The IRS has faced allegations of politically weaponized, with claims that it made a “deliberate attempt to punish and suppress” a conservative watchdog group whose actions resulted in several of President Joe Biden’s senior administrative nominees withdrawing from candidacies.
The American Accountability Foundation (AAF), a nonprofit committed to investigating public figures and organizations, is now in the spotlight as the IRS reviews its tax-exempt 501(c)(3) status. This information comes from a letter sent by the IRS to AAF, which was obtained by The Epoch Times.
The IRS has asked AAF for a comprehensive set of documents, which includes all external communications related to its activities.
AAF President Tom Jones perceives the IRS’s actions as a purposeful, politically driven crackdown on the organization. This is partially in response to the watchdog’s efforts to highlight certain nominees’ radical tendencies, resulting in their unsuccessful nominations.
“This sudden request by the IRS is not random,” Mr. Jones said in a statement.
“The fact that the IRS is demanding records from the group that relate to current public elected officials is ‘clearly a sign that they are targeting our research and education activities,’” he added.
“It’s a deliberate attempt to punish and suppress AAF’s activities. It is surely no coincidence that AAF—the very organization that exposed the weaponization of the IRS—is now the target of it,” Mr. Jones added.
The watchdog has a track record of closely examining President Biden’s various nominees, shedding light on certain statements and situations that the group deemed questionable, and claiming some credit for the subsequent decisions by these individuals to withdraw their nominations.
For example, the watchdog utilized billboards, newspaper advertisements, and digital ads to inform the American public about President Biden’s FCC chair nominee, Gigi Sohn, who ultimately withdrew her nomination.
Mr. Jones said in an earlier statement that AAF had spent about a year and a half exposing Ms.

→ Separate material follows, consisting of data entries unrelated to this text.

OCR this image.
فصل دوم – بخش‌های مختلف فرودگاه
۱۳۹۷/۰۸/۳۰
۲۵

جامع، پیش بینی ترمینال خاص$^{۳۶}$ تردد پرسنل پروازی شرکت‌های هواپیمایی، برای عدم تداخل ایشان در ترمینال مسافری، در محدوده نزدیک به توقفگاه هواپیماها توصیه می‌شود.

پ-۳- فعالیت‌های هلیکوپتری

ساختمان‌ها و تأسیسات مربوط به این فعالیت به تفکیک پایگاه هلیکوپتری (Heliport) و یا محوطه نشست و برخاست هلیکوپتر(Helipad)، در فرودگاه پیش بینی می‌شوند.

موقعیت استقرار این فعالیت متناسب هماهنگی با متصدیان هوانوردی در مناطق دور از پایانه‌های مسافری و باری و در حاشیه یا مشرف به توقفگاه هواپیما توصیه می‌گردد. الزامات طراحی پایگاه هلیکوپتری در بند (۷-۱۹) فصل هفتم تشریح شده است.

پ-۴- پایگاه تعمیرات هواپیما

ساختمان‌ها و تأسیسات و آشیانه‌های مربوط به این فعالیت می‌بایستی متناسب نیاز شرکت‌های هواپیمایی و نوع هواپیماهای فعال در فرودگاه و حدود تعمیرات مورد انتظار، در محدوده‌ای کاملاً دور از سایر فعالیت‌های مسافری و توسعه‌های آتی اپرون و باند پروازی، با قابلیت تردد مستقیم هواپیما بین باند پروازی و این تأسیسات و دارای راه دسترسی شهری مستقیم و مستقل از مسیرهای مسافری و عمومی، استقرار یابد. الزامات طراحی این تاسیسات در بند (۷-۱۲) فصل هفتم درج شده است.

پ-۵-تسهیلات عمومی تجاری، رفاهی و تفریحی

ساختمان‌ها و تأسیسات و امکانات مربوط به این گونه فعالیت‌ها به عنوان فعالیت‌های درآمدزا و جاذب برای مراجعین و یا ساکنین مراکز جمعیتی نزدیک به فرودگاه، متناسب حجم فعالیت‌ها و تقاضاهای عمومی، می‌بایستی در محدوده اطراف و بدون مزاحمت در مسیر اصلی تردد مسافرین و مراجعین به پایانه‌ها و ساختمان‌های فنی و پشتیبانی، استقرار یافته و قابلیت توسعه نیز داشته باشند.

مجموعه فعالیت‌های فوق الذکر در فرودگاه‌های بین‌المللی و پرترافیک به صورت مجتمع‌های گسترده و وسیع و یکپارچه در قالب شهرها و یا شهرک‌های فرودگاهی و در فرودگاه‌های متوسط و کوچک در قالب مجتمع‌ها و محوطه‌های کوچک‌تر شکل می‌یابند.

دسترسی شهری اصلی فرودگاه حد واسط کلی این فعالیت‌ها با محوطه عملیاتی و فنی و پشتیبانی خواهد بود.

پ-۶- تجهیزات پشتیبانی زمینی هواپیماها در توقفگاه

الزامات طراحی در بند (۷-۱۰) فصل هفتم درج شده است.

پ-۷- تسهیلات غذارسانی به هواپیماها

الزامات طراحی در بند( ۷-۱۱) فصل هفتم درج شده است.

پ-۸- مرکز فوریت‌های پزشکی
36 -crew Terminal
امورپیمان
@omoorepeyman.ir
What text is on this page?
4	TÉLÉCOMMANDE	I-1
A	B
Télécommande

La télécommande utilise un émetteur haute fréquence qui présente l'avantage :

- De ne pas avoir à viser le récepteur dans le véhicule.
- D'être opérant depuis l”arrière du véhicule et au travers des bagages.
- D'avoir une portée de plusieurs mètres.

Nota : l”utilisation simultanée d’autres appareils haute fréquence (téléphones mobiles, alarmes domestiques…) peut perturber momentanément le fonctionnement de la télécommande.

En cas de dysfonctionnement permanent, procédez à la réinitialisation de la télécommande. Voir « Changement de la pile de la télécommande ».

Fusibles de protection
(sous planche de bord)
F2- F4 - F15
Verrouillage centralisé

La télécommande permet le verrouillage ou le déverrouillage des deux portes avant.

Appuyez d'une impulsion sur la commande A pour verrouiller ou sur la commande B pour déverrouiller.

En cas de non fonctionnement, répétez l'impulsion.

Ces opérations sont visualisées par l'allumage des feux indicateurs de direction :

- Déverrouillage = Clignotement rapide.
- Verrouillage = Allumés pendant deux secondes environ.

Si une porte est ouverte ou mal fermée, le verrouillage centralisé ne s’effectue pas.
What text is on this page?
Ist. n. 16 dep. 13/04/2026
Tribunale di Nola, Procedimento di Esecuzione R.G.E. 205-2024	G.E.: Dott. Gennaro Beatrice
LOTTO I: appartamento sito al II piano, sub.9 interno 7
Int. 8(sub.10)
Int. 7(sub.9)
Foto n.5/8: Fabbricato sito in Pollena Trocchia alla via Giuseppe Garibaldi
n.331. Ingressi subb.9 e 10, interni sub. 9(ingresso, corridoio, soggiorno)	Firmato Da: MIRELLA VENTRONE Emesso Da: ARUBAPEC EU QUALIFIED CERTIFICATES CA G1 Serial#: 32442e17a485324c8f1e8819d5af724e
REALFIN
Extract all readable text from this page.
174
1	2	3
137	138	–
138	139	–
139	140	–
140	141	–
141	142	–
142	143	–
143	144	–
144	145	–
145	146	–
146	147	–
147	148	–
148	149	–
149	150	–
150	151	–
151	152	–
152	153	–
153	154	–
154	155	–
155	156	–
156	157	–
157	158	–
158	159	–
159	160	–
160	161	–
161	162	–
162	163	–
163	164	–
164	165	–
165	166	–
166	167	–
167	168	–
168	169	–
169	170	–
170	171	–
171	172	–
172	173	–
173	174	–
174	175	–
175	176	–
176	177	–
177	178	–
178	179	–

Sohn to be “radical, extremist, hyper-partisan, with serious questions looming over her nomination,” in part due to what he described as her anti-police rhetoric.
Attorney Cleta Mitchell compared the IRS audit of AAF and the agency’s unfair targeting of conservative groups during the Obama presidency.
“As the attorney for many conservative, tea party groups targeted and harassed by the Obama IRS a decade ago, this certainly smacks of the exact same tactics used by the IRS then … and apparently being used again now against AAF,” Ms. Mitchell said in a statement.
“Before the IRS starts down this road again, it would be worth remembering the scorn heaped upon it the last time it allowed itself to be used as a pawn by a liberal in the White House,” she added.
In 2017, the IRS admitted its error in using names such as “Tea Party” or “Patriots” on application forms as the basis for screening groups’ requests for tax-exempt status.
The IRS also acknowledged that it had acted inappropriately when it subjected the groups to increased scrutiny and delays while demanding unnecessary information from them.